On Thursday, Dr Rowley and Dr Irfaan Ali took an important step toward demonstrating leadership in regional trade by signing a commitment to reduce non-tariff barriers between TT and Guyana.
For decades, Caricom has touted regional integration and trade liberalisation in the face of a reality of insularity and petty differences that stifle collaborative business opportunities.
Dr Rowley noted some examples of how regional differences limited trade between Caricom nations, recalling that TT’s thriving pork production industry couldn’t export to a promising Jamaican market after an interest group there argued that a 25-year-old outbreak of swine fever presented some sort of phantom threat to health. In fact swine fever affects pigs, but not people.
The challenges of the last two years have emphasised the importance of localising the global supply chain, and a successful revisiting of trade between TT and Guyana might provide a template for improving trade within the Caribbean archipelago.
As food security becomes a greater concern in the region, the ability of businesses operating in Caribbean islands to collaborate with their neighbours to leverage their agricultural, mineral and human-resource strengths should play a more prominent role in Caricom discussions.
At the launch of the second Agri-Investment Forum and Expo on Friday, the PM recognised this when he underlined the importance of making regional trade integration a reality, having invited the leaders of Guyana, Barbados, St Vincent and the Grenadines, Haiti and Suriname to the event.
After the signing with Dr Ali, the PM sensibly argued that if there is an entity called a single market and economy, it should be a meaningful one.
“A perfect working SME means that you have no impediment to goods, people or financing going to any part of the market,” Dr Rowley said.
The region has far to go to attain that ideal, and the countries of the Caribbean have widely differing implementations of trade barriers. Even when there are similarities, interpretations can differ from state to state.
Now the two countries will begin by working together through a joint task force that will address existing non-tariff barriers and standardise and define policies for trade.

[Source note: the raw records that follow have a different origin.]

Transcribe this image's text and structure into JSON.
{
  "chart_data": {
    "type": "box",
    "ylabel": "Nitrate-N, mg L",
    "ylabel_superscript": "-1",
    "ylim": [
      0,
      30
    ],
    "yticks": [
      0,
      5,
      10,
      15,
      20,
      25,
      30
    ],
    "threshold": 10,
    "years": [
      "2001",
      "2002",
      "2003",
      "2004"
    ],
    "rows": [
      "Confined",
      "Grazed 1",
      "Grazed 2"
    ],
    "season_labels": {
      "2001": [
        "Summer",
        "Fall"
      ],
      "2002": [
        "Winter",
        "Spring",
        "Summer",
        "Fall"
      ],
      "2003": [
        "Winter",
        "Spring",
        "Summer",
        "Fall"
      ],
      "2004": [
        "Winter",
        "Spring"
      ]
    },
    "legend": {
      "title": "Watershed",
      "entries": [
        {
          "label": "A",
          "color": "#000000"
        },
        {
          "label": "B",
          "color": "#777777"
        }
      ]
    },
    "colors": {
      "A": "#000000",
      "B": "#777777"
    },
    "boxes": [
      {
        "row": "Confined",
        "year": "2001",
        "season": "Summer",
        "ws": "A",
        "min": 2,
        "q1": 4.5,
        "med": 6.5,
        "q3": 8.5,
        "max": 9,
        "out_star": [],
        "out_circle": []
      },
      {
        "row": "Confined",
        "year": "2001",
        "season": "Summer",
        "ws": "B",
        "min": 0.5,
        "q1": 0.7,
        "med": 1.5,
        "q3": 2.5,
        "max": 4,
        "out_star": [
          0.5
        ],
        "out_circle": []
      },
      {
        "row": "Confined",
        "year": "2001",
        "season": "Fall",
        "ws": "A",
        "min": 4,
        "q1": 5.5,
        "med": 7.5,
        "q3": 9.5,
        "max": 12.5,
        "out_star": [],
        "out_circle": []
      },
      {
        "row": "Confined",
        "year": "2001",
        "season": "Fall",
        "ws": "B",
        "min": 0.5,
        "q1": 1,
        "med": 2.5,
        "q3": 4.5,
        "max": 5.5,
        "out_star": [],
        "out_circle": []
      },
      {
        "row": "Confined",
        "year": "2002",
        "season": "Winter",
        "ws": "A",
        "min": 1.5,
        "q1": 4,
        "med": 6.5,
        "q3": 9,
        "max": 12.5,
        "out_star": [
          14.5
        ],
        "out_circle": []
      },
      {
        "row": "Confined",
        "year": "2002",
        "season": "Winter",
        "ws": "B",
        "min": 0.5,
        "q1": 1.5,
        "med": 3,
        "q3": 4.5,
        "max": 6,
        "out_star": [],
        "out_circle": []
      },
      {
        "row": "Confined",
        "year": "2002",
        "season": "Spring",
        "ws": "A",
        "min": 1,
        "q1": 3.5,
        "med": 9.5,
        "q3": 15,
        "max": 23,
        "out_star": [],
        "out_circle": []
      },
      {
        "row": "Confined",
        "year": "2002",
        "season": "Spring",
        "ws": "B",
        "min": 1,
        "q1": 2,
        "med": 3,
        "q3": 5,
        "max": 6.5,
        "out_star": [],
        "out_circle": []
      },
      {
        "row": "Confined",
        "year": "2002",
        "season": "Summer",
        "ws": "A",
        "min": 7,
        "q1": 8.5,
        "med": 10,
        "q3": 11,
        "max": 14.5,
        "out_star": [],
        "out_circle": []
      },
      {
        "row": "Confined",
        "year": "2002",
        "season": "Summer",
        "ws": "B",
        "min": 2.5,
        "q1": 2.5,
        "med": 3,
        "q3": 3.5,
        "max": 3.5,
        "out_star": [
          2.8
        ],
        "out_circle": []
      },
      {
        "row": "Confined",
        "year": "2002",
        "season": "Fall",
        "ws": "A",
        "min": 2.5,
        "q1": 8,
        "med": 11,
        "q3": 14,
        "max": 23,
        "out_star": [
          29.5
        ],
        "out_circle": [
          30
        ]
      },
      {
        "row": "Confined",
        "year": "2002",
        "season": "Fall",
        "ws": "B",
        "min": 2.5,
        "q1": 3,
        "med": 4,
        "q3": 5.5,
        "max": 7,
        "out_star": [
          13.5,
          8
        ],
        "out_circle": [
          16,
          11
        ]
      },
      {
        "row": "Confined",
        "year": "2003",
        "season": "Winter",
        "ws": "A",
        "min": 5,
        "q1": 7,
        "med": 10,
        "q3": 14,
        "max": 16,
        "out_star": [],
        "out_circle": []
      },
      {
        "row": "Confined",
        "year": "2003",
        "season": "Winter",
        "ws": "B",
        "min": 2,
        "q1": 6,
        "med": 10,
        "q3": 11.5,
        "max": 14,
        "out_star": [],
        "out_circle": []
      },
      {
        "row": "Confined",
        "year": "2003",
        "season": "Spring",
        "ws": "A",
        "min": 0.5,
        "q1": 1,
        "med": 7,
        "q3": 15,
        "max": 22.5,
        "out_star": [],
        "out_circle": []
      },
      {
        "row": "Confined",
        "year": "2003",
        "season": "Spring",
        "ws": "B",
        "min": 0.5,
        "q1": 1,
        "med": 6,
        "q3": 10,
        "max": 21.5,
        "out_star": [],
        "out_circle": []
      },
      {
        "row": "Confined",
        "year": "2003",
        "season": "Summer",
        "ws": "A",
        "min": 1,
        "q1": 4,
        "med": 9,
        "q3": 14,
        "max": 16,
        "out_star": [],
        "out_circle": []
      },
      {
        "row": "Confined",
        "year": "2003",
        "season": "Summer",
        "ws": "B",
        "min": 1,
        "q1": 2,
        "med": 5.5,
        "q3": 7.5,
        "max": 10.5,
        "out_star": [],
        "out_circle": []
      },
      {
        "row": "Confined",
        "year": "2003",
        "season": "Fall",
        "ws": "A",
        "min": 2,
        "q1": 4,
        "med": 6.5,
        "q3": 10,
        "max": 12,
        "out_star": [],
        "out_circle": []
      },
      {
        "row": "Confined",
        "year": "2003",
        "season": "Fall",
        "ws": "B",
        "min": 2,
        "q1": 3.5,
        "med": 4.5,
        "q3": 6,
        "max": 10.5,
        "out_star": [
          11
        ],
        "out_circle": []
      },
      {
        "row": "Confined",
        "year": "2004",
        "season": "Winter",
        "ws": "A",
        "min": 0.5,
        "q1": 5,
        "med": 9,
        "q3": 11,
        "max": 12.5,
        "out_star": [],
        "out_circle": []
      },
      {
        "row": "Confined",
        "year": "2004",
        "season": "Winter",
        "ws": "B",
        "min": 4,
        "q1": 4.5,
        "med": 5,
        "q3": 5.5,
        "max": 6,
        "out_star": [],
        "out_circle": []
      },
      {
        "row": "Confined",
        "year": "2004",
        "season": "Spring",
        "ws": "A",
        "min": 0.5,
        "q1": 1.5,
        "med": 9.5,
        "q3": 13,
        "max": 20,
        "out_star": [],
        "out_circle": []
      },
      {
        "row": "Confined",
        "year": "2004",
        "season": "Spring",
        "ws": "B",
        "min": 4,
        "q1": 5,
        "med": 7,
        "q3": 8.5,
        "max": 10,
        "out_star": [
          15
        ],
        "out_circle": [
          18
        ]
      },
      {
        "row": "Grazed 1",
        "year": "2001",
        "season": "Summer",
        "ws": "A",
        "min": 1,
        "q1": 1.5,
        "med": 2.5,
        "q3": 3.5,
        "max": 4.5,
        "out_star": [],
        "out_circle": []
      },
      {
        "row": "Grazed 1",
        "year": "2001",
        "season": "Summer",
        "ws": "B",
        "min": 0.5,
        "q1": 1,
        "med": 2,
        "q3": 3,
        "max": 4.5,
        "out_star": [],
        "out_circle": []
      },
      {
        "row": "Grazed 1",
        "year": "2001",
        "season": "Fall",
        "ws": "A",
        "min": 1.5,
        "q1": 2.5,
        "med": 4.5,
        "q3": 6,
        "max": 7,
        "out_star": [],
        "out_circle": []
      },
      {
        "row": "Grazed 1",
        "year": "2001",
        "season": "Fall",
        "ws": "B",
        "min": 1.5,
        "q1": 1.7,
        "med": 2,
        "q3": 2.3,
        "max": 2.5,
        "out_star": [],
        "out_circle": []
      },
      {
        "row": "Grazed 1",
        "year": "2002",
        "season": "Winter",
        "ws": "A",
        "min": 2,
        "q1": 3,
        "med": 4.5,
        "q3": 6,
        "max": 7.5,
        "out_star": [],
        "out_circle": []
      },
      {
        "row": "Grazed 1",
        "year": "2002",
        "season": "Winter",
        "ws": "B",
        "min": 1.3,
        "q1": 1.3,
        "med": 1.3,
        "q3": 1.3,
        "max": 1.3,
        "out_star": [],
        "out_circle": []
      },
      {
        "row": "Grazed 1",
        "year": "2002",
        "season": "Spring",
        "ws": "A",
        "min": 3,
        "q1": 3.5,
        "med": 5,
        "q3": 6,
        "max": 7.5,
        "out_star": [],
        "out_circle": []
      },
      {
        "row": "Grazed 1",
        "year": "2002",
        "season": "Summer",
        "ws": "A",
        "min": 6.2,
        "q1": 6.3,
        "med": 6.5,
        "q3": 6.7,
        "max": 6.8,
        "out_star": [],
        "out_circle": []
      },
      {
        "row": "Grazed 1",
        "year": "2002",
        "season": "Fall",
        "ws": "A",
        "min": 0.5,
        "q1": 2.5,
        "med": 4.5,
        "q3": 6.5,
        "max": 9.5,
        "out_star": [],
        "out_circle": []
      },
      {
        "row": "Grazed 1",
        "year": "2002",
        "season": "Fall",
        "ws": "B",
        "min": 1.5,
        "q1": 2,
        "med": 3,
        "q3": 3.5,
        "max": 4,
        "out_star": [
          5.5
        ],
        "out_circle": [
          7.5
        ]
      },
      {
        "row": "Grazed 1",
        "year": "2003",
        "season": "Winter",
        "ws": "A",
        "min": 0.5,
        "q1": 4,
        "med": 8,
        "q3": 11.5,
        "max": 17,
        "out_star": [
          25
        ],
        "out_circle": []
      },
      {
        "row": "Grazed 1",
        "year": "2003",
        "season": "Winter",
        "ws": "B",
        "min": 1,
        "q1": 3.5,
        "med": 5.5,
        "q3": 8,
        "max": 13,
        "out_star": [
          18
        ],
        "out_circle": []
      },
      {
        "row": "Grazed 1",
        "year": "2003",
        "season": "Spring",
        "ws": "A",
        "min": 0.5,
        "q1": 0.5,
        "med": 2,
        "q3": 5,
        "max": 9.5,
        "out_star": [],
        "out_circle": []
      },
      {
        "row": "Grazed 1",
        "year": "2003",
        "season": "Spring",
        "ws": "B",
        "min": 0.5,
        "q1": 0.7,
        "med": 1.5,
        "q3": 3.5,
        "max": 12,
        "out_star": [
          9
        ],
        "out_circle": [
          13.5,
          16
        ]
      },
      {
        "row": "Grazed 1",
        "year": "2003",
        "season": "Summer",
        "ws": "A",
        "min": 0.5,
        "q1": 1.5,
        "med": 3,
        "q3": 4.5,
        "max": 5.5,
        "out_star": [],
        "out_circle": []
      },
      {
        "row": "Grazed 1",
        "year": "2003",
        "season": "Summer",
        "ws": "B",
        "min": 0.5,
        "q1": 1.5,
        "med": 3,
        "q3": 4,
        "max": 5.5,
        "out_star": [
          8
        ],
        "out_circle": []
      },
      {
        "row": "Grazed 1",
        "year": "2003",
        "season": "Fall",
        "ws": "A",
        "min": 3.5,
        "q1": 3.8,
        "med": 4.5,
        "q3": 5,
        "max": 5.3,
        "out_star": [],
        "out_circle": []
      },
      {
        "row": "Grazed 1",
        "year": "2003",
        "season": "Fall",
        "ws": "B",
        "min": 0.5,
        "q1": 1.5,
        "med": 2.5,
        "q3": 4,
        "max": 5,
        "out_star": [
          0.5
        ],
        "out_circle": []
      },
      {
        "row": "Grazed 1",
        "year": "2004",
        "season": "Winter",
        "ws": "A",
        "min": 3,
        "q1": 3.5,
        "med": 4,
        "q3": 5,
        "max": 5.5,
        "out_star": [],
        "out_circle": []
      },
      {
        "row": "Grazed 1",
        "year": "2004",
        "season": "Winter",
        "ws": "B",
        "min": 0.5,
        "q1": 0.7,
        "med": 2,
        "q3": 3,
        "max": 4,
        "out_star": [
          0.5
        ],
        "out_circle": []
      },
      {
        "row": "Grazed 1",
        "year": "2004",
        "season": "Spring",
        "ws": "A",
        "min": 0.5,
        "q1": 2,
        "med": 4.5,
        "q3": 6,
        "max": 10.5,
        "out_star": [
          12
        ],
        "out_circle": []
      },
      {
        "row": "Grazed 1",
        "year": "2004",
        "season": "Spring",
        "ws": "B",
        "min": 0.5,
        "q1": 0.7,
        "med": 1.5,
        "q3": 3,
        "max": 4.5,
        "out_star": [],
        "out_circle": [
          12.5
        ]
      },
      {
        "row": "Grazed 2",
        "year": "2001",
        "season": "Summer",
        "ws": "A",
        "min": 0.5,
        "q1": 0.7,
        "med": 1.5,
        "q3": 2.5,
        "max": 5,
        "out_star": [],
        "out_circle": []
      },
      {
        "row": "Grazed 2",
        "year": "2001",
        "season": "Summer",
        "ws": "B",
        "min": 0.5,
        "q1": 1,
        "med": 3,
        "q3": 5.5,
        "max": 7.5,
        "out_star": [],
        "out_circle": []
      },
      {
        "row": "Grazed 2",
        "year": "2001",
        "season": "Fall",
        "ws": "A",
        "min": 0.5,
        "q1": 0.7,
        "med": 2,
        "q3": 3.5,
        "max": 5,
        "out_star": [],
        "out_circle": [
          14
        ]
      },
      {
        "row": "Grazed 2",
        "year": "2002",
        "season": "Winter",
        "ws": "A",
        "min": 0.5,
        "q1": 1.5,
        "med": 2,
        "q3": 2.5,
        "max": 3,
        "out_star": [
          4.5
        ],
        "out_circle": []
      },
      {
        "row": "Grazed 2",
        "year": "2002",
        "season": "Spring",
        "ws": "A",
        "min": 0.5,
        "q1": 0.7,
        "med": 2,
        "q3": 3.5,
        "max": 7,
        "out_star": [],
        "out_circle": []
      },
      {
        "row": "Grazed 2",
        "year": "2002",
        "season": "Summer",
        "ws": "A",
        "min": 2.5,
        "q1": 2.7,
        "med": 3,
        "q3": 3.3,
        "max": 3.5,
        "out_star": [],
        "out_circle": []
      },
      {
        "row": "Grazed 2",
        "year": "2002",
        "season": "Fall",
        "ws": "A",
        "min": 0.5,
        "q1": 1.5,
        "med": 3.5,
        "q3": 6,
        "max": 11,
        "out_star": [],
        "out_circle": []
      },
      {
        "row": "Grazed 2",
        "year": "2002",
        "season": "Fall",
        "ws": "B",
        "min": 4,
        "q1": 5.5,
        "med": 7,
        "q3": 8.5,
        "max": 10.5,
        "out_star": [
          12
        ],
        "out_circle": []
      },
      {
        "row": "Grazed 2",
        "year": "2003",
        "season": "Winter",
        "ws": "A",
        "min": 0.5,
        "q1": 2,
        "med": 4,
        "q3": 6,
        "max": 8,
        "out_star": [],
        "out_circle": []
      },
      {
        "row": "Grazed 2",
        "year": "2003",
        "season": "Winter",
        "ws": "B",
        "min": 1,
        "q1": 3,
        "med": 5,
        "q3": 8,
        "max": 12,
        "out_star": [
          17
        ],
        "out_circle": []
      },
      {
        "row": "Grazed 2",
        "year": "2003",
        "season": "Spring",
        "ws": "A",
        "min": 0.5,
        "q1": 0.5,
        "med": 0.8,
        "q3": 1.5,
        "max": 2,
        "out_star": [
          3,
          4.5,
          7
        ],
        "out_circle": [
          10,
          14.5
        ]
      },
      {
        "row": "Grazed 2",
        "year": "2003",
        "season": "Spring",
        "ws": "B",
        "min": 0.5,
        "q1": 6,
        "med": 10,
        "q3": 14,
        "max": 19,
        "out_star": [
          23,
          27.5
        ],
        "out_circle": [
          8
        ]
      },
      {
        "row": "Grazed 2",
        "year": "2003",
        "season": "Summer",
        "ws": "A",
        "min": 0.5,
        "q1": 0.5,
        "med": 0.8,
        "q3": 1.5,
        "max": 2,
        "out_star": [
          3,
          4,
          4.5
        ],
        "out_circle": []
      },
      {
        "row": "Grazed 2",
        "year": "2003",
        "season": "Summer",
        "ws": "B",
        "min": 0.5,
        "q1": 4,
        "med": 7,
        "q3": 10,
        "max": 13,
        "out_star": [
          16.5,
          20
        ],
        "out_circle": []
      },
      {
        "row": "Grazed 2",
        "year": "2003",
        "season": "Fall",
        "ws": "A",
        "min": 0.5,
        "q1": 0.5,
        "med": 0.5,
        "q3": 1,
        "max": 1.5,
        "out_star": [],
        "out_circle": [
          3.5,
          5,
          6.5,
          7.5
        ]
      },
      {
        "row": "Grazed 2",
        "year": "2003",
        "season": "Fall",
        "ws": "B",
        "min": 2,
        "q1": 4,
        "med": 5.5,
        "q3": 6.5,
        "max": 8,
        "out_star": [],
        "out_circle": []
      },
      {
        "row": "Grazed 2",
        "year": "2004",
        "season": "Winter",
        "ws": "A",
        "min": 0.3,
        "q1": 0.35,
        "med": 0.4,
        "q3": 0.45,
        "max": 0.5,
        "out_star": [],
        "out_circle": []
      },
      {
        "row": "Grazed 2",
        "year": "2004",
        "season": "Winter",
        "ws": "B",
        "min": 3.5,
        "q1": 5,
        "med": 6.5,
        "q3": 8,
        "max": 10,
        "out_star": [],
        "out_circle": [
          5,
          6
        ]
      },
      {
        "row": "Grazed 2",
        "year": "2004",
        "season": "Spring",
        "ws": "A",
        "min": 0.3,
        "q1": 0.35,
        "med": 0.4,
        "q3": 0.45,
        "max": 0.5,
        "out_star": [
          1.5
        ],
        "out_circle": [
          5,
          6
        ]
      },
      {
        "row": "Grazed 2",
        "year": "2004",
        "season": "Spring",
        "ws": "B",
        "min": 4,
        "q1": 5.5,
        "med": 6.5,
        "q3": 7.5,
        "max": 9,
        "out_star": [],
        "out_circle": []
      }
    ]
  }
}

The project’s importance can’t be underestimated. The work of this task force will create a basis for improved and more streamlined trade between TT and Guyana, but a comprehensive document might also provide a template that Caricom as a whole might use to encourage member nations to follow.
To do that, the project must move forward with purpose, not only in identifying profitable market segments for both nations, but also in designing trade arrangements that are known, respected and observed, and which echo effectively all the way down to the desks of customs officers.